The Vatican newspaper, L’Osservatore Romano, clarified that only “the bishops of the U.S.” can claim the title to authentic Catholic teaching, and Archbishop Charles Chaput of Denver said groups “describing themselves as `Catholic'” but who support the Senate bill are “doing a serious disservice to the nation and to the church.”

The sometimes volatile Catholic blogosphere lit up with charges of “fake Catholics” and comparisons of Stupak to St. Thomas More, the 16th century British martyr who was beheaded for siding with the pope over King Henry VIII.

Even some rank-and-file bishops seemed flummoxed by what to do.

“There you have it, two highly respected organizations representing the same church of Jesus Christ on opposite sides of the street …” wrote Bishop Robert Lynch of St. Petersburg, Fla., who sits in both the bishops conference and on the board of the CHA. “What should a serious Catholic make of all this?”

The dispute, like the battle over President Obama’s honorary degree last year from the University of Notre Dame, has resurrected the fight over who can lay claim to the title “Catholic,” and whether there can be principled disagreement on political questions.
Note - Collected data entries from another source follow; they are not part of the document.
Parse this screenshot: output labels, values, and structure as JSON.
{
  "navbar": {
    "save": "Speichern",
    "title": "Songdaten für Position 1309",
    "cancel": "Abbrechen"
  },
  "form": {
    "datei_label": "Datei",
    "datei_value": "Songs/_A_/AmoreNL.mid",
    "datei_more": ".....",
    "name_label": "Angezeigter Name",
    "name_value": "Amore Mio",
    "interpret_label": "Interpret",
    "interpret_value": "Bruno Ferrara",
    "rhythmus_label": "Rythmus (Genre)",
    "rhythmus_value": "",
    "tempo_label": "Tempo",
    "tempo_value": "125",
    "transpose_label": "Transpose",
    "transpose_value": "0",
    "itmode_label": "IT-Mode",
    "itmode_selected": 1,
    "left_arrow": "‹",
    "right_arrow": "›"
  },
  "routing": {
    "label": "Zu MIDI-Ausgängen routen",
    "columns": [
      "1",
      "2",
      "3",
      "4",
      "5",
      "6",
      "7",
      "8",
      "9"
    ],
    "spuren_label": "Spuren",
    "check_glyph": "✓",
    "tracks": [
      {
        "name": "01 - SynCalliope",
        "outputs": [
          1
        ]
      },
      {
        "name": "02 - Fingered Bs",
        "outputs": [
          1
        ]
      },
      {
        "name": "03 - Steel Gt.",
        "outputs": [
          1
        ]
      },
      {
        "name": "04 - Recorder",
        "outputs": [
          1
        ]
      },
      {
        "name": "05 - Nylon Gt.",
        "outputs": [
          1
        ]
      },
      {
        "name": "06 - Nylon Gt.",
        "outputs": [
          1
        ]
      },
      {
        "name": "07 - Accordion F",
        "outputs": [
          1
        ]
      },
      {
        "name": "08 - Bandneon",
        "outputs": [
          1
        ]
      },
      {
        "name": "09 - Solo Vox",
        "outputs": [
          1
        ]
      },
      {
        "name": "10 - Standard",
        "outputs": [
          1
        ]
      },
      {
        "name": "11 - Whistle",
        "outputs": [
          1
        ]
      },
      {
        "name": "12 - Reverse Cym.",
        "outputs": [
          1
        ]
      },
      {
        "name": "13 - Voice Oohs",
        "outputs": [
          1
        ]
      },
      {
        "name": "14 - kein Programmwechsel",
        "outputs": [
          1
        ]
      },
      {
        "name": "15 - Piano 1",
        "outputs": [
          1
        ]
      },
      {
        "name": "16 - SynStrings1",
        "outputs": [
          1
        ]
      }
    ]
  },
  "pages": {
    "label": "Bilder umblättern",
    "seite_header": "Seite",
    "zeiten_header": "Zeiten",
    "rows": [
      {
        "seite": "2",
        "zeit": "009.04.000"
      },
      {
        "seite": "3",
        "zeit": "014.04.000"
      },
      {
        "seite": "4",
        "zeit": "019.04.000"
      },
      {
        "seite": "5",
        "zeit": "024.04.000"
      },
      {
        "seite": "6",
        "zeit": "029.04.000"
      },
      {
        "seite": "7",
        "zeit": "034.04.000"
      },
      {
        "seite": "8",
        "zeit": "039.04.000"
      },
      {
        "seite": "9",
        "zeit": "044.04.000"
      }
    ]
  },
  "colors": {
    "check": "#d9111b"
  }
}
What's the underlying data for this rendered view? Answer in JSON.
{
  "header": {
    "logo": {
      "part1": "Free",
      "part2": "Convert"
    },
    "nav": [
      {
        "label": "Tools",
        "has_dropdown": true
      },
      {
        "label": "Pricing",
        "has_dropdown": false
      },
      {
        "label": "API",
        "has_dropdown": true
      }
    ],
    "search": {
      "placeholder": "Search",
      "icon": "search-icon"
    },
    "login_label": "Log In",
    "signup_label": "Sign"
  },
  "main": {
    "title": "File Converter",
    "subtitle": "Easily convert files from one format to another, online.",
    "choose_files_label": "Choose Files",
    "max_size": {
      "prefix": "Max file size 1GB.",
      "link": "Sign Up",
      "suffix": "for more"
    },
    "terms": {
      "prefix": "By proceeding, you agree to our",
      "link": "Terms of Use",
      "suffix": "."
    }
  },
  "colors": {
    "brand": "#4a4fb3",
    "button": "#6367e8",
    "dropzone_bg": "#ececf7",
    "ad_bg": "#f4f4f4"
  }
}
“The bishops articulate church teaching, but they have no special charism for reading legislation,” said the Rev. Thomas Reese, a senior fellow at Georgetown University’s Woodstock Theological Forum.


And that, in many ways, is the crux of the debate. One side says the Senate bill is the best anyone can expect; Cardinal Francis George of Chicago, head of the bishops’ conference, said the bill’s flawed abortion provisions are “so fundamental that they vitiate the good that the bill intends to promote.”

“This is like `Sophie’s Choice,'” Reese said. “You have to either take it or leave it and hope for the best.”

With no other feasible reform bill on the horizon, Korzen and other progressive activists say there’s ample room to disagree with the bishops without an “acrimonious and bitter fight” that further splits the church into partisan political factions.

“This isn’t a question of where Catholics stand morally on health care,” he said. “We all agree abortion shouldn’t be in there. This is about what’s in the bill; really, a question of interpretation.”

Campbell, sounding exhausted from back-to-back media interviews, said the church will weather the political storm, and looks forward to working with the bishops, like she has for years, on issues like immigration, housing and the environment.

“I’m sorry we’re at a different position,” she said. “But for me, the call of Jesus and the gospel demands that we respond to the needs of our neighbor. And that’s bigger than any inconvenient political position.”